Performance and passion: highs, flips, and maybes
Dealer flips a brand-new Corvette ZR1 on BaT
Somebody couldn’t wait. A Chevy dealer’s listing a six-mile ZR1 on Bring a Trailer, and the small print reportedly makes it spicy. The C8 ZR1’s mere existence has already sent demand into orbit, and this kind of flip underlines two things: some buyers will pay anything to be first, and allocation games aren’t going away. If you want one, cultivate a relationship with your local dealer yesterday, or prepare to sit out the froth.
- Reality check: Auction fever can vaporize value. Bid with your head, not your heart.
 - Track-day dream: Even bone stock, the ZR1 is a hero car. Tires become a subscription.
 
Mazda Iconic SP: rising EV costs threaten production hopes
Autocar reports the gorgeous Iconic SP concept—Mazda’s sleek sports-car vision—may be a victim of EV economics. Low-volume sports cars aren’t friendly to battery cost curves, and even a clever multi-energy approach doesn’t fix the math. It’s a shame; Mazda’s chassis people have a way of tuning feel that makes Tuesday evenings special. Fingers crossed they find a path, even if it’s a longer runway to market.
Design and tech curios: avatars, minivans, and the weird stuff we secretly love
Do you actually want an AI companion in your car?
CarScoops asks the question, and after a week of living with a chatty avatar in a recent test car, I’m torn. On one hand, natural-language stuff is brilliant for real tasks—“set the temp to 21,” “find me parking near the stadium.” On the other, cutesy faces and small talk feel like a digital puppy you can’t quite housetrain. My take: give me fast, accurate voice control and skip the cartoon. Unless it can make coffee.
- Good: Hands-on-the-wheel convenience, fewer menu dives.
 - Bad: Latency, data privacy questions, and uncanny-valley cheerfulness.
 
Honda Odyssey, reimagined with Prelude swagger
A design study imagines the Odyssey with Prelude-inspired cues—and, oddly, it works. Minivans deserve a little swagger; they’ve been carrying our lives for decades. Give me sliding doors, a low load floor, and a bit of coupe-ish shoulder line and I’ll happily valet it without apologizing.
Quick shopping notes
- Considering a T-Roc R in Australia? Treat this as last call. Drive one on your daily route; decide with your spine, not just your stopwatch.
 - Eyeing the updated Tiguan or Tayron? If infotainment UX is a priority, spend time in the menus before you buy—small software tweaks can be a big daily win.
 - Audi A3 150 kW quattro: a great “one car” solution if you juggle wet winters and want premium feel without S/RS running costs.

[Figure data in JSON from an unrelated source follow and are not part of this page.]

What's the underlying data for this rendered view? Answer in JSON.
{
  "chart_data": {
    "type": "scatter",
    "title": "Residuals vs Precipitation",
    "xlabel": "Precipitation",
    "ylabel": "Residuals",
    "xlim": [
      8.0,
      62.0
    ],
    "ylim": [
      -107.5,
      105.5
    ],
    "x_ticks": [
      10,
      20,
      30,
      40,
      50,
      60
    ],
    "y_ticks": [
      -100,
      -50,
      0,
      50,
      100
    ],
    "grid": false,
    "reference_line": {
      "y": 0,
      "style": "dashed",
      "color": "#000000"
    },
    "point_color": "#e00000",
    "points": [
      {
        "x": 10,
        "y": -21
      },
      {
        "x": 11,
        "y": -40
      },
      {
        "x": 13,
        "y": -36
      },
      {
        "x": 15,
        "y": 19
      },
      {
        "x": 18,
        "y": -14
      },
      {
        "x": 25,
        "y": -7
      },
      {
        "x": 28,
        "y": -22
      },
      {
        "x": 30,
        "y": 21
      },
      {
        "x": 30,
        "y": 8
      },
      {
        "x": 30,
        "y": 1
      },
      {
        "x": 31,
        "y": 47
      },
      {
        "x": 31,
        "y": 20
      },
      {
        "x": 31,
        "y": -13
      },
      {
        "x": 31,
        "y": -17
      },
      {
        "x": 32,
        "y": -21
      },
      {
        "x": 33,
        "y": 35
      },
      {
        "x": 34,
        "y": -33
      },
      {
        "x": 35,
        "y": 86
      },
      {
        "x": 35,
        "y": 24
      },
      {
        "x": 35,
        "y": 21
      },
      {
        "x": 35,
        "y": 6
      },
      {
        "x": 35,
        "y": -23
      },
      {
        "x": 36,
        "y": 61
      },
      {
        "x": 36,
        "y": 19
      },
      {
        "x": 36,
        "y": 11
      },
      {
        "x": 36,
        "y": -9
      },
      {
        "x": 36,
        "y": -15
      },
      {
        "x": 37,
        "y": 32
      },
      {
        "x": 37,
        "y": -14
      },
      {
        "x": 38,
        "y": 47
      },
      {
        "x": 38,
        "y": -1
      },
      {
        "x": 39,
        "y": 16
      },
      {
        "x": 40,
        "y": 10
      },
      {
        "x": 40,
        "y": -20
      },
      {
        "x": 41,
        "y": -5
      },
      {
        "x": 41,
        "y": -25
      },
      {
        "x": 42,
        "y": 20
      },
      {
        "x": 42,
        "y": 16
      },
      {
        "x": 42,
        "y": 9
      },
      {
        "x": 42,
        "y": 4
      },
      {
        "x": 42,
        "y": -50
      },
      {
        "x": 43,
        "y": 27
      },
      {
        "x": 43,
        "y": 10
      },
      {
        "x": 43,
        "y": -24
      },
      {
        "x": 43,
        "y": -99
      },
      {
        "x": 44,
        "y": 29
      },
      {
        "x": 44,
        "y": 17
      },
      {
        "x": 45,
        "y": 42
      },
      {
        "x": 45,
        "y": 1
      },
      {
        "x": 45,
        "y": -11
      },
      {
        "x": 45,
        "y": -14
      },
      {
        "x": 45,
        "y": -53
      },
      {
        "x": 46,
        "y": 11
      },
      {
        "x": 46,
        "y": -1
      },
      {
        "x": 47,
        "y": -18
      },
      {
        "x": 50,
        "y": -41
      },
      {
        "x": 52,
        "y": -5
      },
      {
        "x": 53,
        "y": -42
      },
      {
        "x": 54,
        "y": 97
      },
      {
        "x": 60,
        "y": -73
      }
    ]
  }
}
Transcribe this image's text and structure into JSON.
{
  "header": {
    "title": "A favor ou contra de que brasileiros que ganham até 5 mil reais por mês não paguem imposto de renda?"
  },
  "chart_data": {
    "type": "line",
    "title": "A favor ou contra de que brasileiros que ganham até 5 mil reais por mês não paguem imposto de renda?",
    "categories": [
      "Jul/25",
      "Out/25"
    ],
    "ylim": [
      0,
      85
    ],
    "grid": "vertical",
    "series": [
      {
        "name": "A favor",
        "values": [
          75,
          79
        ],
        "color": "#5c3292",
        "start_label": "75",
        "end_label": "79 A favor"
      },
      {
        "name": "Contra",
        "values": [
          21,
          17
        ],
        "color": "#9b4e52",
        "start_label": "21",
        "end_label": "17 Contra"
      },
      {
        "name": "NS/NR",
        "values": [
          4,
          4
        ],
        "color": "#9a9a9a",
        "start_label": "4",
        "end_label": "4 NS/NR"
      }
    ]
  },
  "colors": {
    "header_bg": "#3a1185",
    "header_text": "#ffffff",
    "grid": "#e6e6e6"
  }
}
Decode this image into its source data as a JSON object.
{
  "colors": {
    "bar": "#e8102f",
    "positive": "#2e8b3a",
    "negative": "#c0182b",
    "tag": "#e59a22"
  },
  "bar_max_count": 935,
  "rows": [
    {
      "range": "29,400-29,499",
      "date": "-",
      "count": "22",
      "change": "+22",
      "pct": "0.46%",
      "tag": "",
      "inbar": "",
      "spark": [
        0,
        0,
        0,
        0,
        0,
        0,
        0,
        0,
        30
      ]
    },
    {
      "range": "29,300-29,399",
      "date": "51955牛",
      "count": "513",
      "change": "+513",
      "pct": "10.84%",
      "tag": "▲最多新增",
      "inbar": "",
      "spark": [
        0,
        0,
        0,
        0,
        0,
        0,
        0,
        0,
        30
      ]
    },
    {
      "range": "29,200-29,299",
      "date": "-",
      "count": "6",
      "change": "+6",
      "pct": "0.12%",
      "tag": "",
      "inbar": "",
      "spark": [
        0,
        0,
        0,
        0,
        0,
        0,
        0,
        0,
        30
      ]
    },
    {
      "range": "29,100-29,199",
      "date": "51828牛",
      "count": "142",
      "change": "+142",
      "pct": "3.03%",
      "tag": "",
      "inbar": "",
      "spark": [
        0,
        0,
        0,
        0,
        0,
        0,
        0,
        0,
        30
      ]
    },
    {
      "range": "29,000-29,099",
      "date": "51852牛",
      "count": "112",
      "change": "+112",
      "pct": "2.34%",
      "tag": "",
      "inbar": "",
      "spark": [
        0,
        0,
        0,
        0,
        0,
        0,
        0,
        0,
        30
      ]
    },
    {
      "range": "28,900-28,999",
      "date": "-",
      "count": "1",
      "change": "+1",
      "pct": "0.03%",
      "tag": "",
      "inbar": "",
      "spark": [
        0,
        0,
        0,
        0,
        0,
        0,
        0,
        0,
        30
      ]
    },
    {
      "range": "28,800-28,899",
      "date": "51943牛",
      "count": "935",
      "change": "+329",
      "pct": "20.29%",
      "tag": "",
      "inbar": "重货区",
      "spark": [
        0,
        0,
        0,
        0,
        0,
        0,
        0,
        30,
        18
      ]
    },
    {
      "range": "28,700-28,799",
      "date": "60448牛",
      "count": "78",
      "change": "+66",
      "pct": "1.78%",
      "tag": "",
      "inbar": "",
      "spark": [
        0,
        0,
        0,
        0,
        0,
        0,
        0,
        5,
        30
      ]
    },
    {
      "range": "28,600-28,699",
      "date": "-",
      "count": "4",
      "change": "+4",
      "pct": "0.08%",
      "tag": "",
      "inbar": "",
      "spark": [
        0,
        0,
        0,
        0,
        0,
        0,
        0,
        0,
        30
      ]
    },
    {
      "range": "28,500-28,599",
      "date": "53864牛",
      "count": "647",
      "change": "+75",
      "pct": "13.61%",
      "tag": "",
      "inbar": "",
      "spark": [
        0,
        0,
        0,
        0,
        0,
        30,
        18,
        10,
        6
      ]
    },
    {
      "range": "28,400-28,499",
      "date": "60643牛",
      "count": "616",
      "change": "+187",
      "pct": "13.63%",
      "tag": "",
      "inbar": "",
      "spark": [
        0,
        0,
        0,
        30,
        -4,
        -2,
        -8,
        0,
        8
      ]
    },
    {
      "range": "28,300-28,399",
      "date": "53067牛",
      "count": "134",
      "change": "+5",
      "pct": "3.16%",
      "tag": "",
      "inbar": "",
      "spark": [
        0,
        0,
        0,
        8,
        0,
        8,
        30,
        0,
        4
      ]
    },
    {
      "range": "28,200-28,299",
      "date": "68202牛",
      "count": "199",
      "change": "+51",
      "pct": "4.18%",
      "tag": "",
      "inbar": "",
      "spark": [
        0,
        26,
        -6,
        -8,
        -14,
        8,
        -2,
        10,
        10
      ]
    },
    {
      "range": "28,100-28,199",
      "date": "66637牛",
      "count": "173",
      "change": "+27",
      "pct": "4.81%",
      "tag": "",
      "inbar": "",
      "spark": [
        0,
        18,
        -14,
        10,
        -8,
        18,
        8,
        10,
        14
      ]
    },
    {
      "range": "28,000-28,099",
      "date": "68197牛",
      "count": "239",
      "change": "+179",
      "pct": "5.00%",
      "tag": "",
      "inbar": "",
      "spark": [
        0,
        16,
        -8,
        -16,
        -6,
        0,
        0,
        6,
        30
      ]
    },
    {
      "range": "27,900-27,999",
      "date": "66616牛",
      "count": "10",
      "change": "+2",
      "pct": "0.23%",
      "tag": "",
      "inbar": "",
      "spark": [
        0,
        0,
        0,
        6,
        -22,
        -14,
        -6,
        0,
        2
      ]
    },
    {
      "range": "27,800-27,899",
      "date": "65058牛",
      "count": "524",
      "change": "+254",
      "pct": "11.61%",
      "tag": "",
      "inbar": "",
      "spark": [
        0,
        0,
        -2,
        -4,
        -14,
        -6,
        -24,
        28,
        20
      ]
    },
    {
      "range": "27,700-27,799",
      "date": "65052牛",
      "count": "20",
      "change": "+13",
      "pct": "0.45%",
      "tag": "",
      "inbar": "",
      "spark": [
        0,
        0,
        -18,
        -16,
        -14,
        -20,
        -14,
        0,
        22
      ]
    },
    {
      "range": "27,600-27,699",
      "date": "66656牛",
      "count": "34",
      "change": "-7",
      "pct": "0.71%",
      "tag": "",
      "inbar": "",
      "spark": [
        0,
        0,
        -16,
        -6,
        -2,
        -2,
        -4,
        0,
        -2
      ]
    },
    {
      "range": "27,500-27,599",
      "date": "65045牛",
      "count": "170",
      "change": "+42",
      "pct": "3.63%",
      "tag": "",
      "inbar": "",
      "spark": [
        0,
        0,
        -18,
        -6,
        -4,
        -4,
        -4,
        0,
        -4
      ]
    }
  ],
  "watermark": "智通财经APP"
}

 - Chery Tiggo 9: Bring your family, your child seats, and your weekend kit to the test drive. Space and NVH are where flagships earn their stripes.
 
Conclusion
Today’s theme is movement. VW’s pulling one spicy SKU off the board while advancing others, Audi’s found a sweet spot for the A3, and Chinese brands continue to push everyone to do more, for less. Enthusiasts get the usual cocktail of temptation and frustration: ZR1 mania on one side, sports-car economics on the other. As ever, the smart play is to drive the shortlist, check the fine print, and buy the car that makes you look forward to Monday morning.
FAQ
Is the Volkswagen T-Roc R being discontinued in Australia?
Production for Australia is wrapping up. If you want one, check with dealers for remaining stock.
What’s new with the 2026 Volkswagen Tiguan and Tayron?
Volkswagen has announced early upgrades bringing added equipment and refinements. Expect incremental hardware and software improvements.
How powerful is the 2026 Audi A3 TFSI quattro?
The newly announced variant for Australia is rated at 150 kW and features quattro all-wheel drive.
What’s the headline on October sales?
Early figures suggest Tesla is down while Polestar is up. It’s a snapshot, not a full-month verdict, but it shows momentum shifts.
What’s the status of the Chery Tiggo 9?
Chery has announced price and specs for the 2026 Tiggo 9, positioning it as a flagship SUV with strong value and upscale intent.